Proof: Order of a Cyclic Group is Equal to the Order of its Generator
Problem
Prove that the order of a cyclic group is equal to the order of its generator.
Proof
Let $G = \langle a \rangle$ be a cyclic group generated by the element $a$. We will consider two cases based on whether the order of the generator is finite or infinite.
Case 1: The order of the generator $a$ is finite.
Let the order of $a$ be a finite positive integer $n$. This means $n$ is the least positive integer such that $a^n = e$, where $e$ is the identity element.
Consider the set of $n$ elements: $A = \{a^0, a^1, a^2, \dots, a^{n-1}\}$.
First, we show that these $n$ elements are all distinct.
Suppose they are not distinct, meaning two powers of $a$ in the set are equal. Let’s say $a^i = a^j$ for some integers $i$ and $j$ where $0 \le j < i < n$. By multiplying by the inverse of $a^j$, we get:
$$ a^i (a^j)^{-1} = a^j (a^j)^{-1} $$ $$ a^{i-j} = e $$From our assumption $0 \le j < i < n$, it follows that $0 < i-j < n$. This shows that there is a positive integer $i-j$, which is smaller than $n$, that results in the identity element. This is a contradiction, as $n$ was defined as the least positive integer with this property. Therefore, our initial assumption must be false, and all the elements $\{e, a, a^2, \dots, a^{n-1}\}$ are distinct. This implies that the group $G$ contains at least $n$ elements.
Next, we show that $G$ does not contain any other elements.

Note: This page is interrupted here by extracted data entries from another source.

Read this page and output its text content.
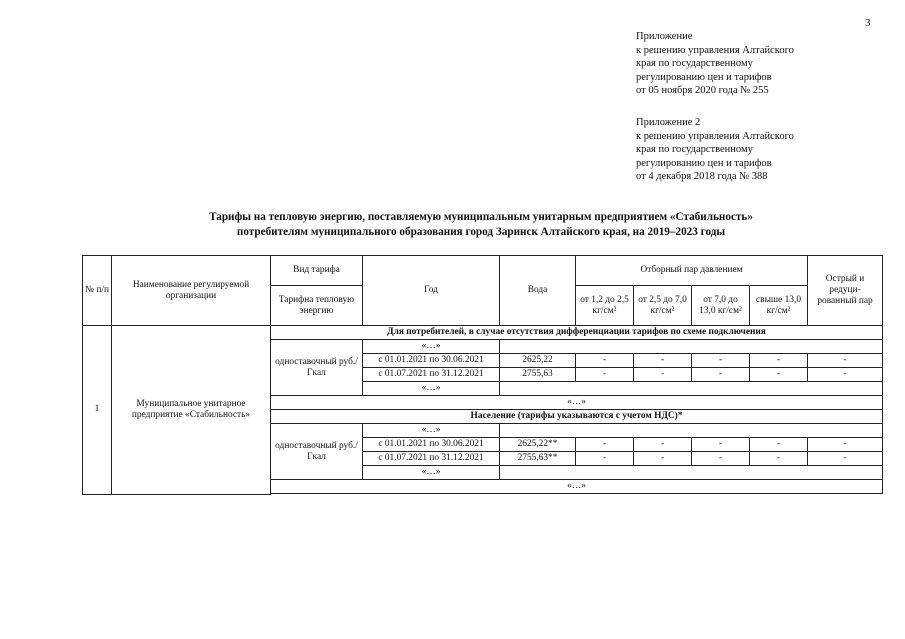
3
Приложение
к решению управления Алтайского
края по государственному
регулированию цен и тарифов
от 05 ноября 2020 года № 255
Приложение 2
к решению управления Алтайского
края по государственному
регулированию цен и тарифов
от 4 декабря 2018 года № 388
Тарифы на тепловую энергию, поставляемую муниципальным унитарным предприятием «Стабильность»
потребителям муниципального образования город Заринск Алтайского края, на 2019–2023 годы
№ п/п	Наименование регулируемой организации	Вид тарифа	Год	Вода	Отборный пар давлением				Острый и редуци-рованный пар
		Тарифна тепловую энергию			от 1,2 до 2,5 кг/см²	от 2,5 до 7,0 кг/см²	от 7,0 до 13,0 кг/см²	свыше 13,0 кг/см²	
1	Муниципальное унитарное предприятие «Стабильность»	Для потребителей, в случае отсутствия дифференциации тарифов по схеме подключения							
		одноставочный руб./Гкал	«…»						
			с 01.01.2021 по 30.06.2021	2625,22	-	-	-	-	-
			с 01.07.2021 по 31.12.2021	2755,63	-	-	-	-	-
			«…»						
		«…»							
		Население (тарифы указываются с учетом НДС)*							
		одноставочный руб./Гкал	«…»						
			с 01.01.2021 по 30.06.2021	2625,22**	-	-	-	-	-
			с 01.07.2021 по 31.12.2021	2755,63**	-	-	-	-	-
			«…»						
		«…»							
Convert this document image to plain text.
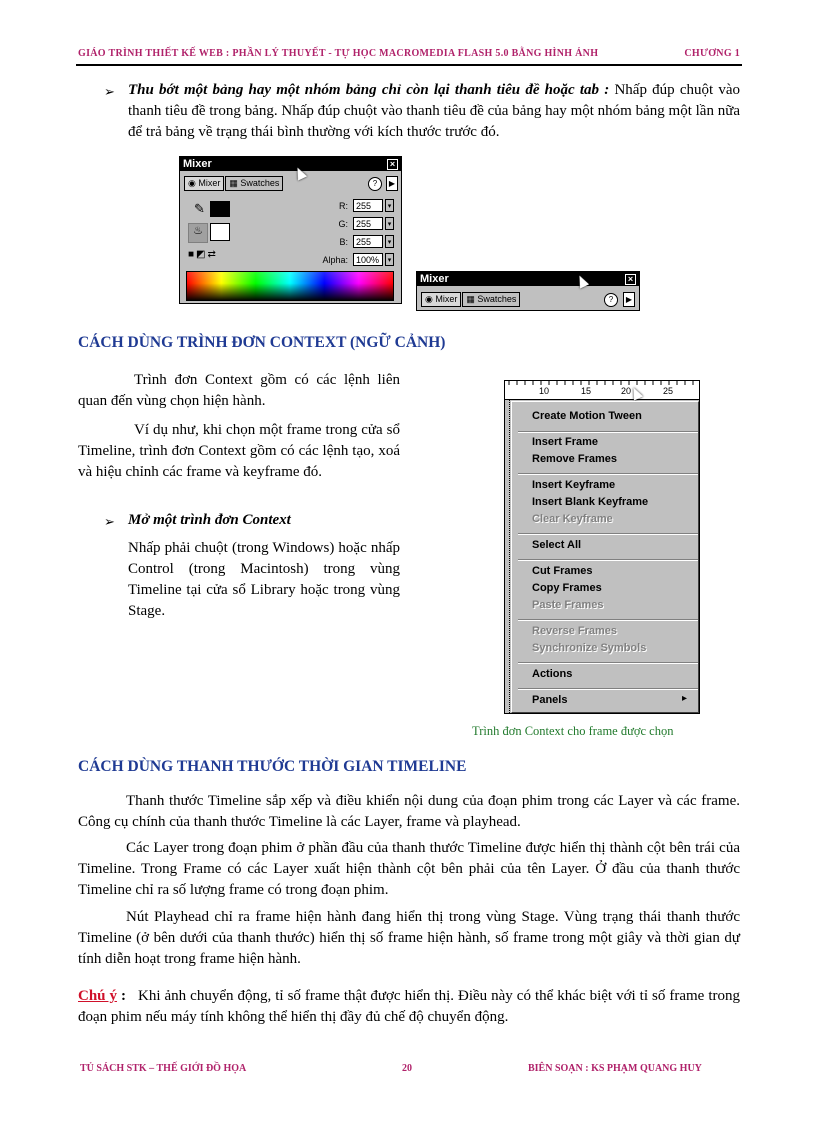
GIÁO TRÌNH THIẾT KẾ WEB : PHẦN LÝ THUYẾT - TỰ HỌC MACROMEDIA FLASH 5.0 BẰNG HÌNH ẢNH	CHƯƠNG 1
➢ Thu bớt một bảng hay một nhóm bảng chỉ còn lại thanh tiêu đề hoặc tab : Nhấp đúp chuột vào thanh tiêu đề trong bảng. Nhấp đúp chuột vào thanh tiêu đề của bảng hay một nhóm bảng một lần nữa để trả bảng về trạng thái bình thường với kích thước trước đó.
Mixer	×
◉ Mixer ▦ Swatches	?	▶
✎
♨
■◩⇄
R: 255	▾
G: 255	▾
B: 255	▾
Alpha: 100%	▾
Mixer	×
◉ Mixer ▦ Swatches	?	▶
CÁCH DÙNG TRÌNH ĐƠN CONTEXT (NGỮ CẢNH)
Trình đơn Context gồm có các lệnh liên quan đến vùng chọn hiện hành.
Ví dụ như, khi chọn một frame trong cửa sổ Timeline, trình đơn Context gồm có các lệnh tạo, xoá và hiệu chỉnh các frame và keyframe đó.
➢ Mở một trình đơn Context
Nhấp phải chuột (trong Windows) hoặc nhấp Control (trong Macintosh) trong vùng Timeline tại cửa sổ Library hoặc trong vùng Stage.
10	15	20	25
Create Motion Tween
Insert Frame
Remove Frames
Insert Keyframe
Insert Blank Keyframe
Clear Keyframe
Select All
Cut Frames
Copy Frames
Paste Frames
Reverse Frames
Synchronize Symbols
Actions
Panels	▸
Trình đơn Context cho frame được chọn
CÁCH DÙNG THANH THƯỚC THỜI GIAN TIMELINE
Thanh thước Timeline sắp xếp và điều khiển nội dung của đoạn phim trong các Layer và các frame. Công cụ chính của thanh thước Timeline là các Layer, frame và playhead.
Các Layer trong đoạn phim ở phần đầu của thanh thước Timeline được hiển thị thành cột bên trái của Timeline. Trong Frame có các Layer xuất hiện thành cột bên phải của tên Layer. Ở đầu của thanh thước Timeline chỉ ra số lượng frame có trong đoạn phim.
Nút Playhead chỉ ra frame hiện hành đang hiển thị trong vùng Stage. Vùng trạng thái thanh thước Timeline (ở bên dưới của thanh thước) hiển thị số frame hiện hành, số frame trong một giây và thời gian dự tính diễn hoạt trong frame hiện hành.
Chú ý : Khi ảnh chuyển động, tỉ số frame thật được hiển thị. Điều này có thể khác biệt với tỉ số frame trong đoạn phim nếu máy tính không thể hiển thị đầy đủ chế độ chuyển động.
TỦ SÁCH STK – THẾ GIỚI ĐỒ HỌA	20	BIÊN SOẠN : KS PHẠM QUANG HUY
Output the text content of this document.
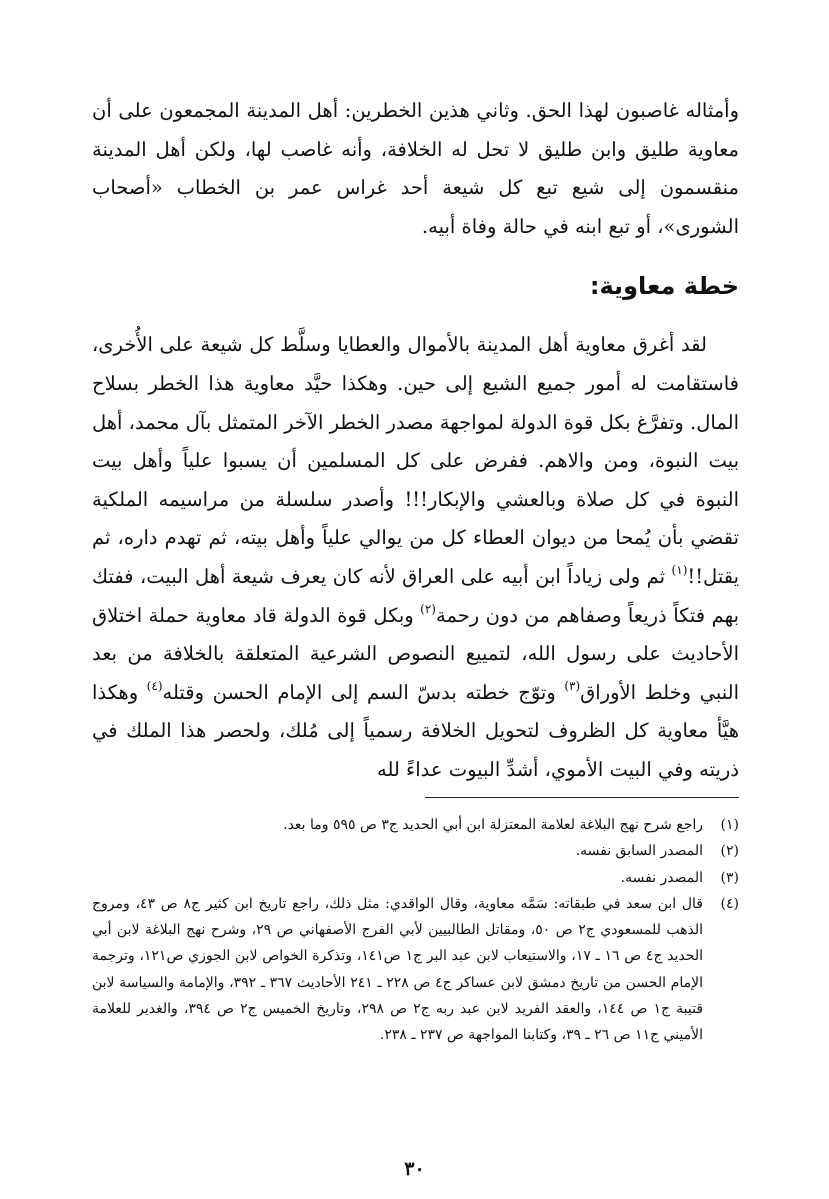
وأمثاله غاصبون لهذا الحق. وثاني هذين الخطرين: أهل المدينة المجمعون على أن معاوية طليق وابن طليق لا تحل له الخلافة، وأنه غاصب لها، ولكن أهل المدينة منقسمون إلى شيع تبع كل شيعة أحد غراس عمر بن الخطاب «أصحاب الشورى»، أو تبع ابنه في حالة وفاة أبيه.

خطة معاوية:

لقد أغرق معاوية أهل المدينة بالأموال والعطايا وسلَّط كل شيعة على الأُخرى، فاستقامت له أمور جميع الشيع إلى حين. وهكذا حيَّد معاوية هذا الخطر بسلاح المال. وتفرَّغ بكل قوة الدولة لمواجهة مصدر الخطر الآخر المتمثل بآل محمد، أهل بيت النبوة، ومن والاهم. ففرض على كل المسلمين أن يسبوا علياً وأهل بيت النبوة في كل صلاة وبالعشي والإبكار!!! وأصدر سلسلة من مراسيمه الملكية تقضي بأن يُمحا من ديوان العطاء كل من يوالي علياً وأهل بيته، ثم تهدم داره، ثم يقتل!!$^{(١)}$ ثم ولى زياداً ابن أبيه على العراق لأنه كان يعرف شيعة أهل البيت، ففتك بهم فتكاً ذريعاً وصفاهم من دون رحمة$^{(٢)}$ وبكل قوة الدولة قاد معاوية حملة اختلاق الأحاديث على رسول الله، لتمييع النصوص الشرعية المتعلقة بالخلافة من بعد النبي وخلط الأوراق$^{(٣)}$ وتوّج خطته بدسّ السم إلى الإمام الحسن وقتله$^{(٤)}$ وهكذا هيَّأ معاوية كل الظروف لتحويل الخلافة رسمياً إلى مُلك، ولحصر هذا الملك في ذريته وفي البيت الأموي، أشدِّ البيوت عداءً لله

(١)
راجع شرح نهج البلاغة لعلامة المعتزلة ابن أبي الحديد ج٣ ص ٥٩٥ وما بعد.
(٢)
المصدر السابق نفسه.
(٣)
المصدر نفسه.
(٤)
قال ابن سعد في طبقاته: سَمَّه معاوية، وقال الواقدي: مثل ذلك، راجع تاريخ ابن كثير ج٨ ص ٤٣، ومروج الذهب للمسعودي ج٢ ص ٥٠، ومقاتل الطالبيين لأبي الفرج الأصفهاني ص ٢٩، وشرح نهج البلاغة لابن أبي الحديد ج٤ ص ١٦ ـ ١٧، والاستيعاب لابن عبد البر ج١ ص١٤١، وتذكرة الخواص لابن الجوزي ص١٢١، وترجمة الإمام الحسن من تاريخ دمشق لابن عساكر ج٤ ص ٢٢٨ ـ ٢٤١ الأحاديث ٣٦٧ ـ ٣٩٢، والإمامة والسياسة لابن قتيبة ج١ ص ١٤٤، والعقد الفريد لابن عبد ربه ج٢ ص ٢٩٨، وتاريخ الخميس ج٢ ص ٣٩٤، والغدير للعلامة الأميني ج١١ ص ٢٦ ـ ٣٩، وكتابنا المواجهة ص ٢٣٧ ـ ٢٣٨.
٣٠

Let $x$ be any element in $G$. Since $G$ is cyclic and generated by $a$, $x$ must be some power of $a$, so $x = a^m$ for some integer $m$. By the division algorithm, we can write $m = nq + r$, where $q$ and $r$ are integers and $0 \le r < n$.
Now we can substitute this into the expression for $x$:
$$ x = a^m = a^{nq+r} = (a^n)^q \cdot a^r $$Since $a^n=e$, this becomes:
$$ x = (e)^q \cdot a^r = e \cdot a^r = a^r $$Because $0 \le r < n$, this means $x = a^r$ is one of the elements in the set $\{e, a, a^2, \dots, a^{n-1}\}$. We have shown that any arbitrary element of $G$ is one of these $n$ elements.
Therefore, $G$ contains precisely $n$ elements, and the order of the group, $o(G)$, is $n$. This is the same as the order of the generator, $o(a)$.
Case 2: The order of the generator $a$ is infinite.
In this case, we must show that the group $G$ also has an infinite number of elements.
If no two powers of $a$ are equal, then elements like $a, a^2, a^3, \dots$ are all distinct, and the group would contain an infinite number of elements. –
Let’s assume for contradiction that two powers of $a$ are equal. Say $a^m = a^n$ for integers $m > n$. This would imply $a^{m-n} = e$ with $m-n > 0$. This means that $a$ has a finite order, which contradicts our assumption for this case.
Therefore, no two powers of $a$ can be equal, and the group $G$ contains an infinite number of distinct elements. In this scenario, the order of the group is infinite, which is equal to the order of its generator.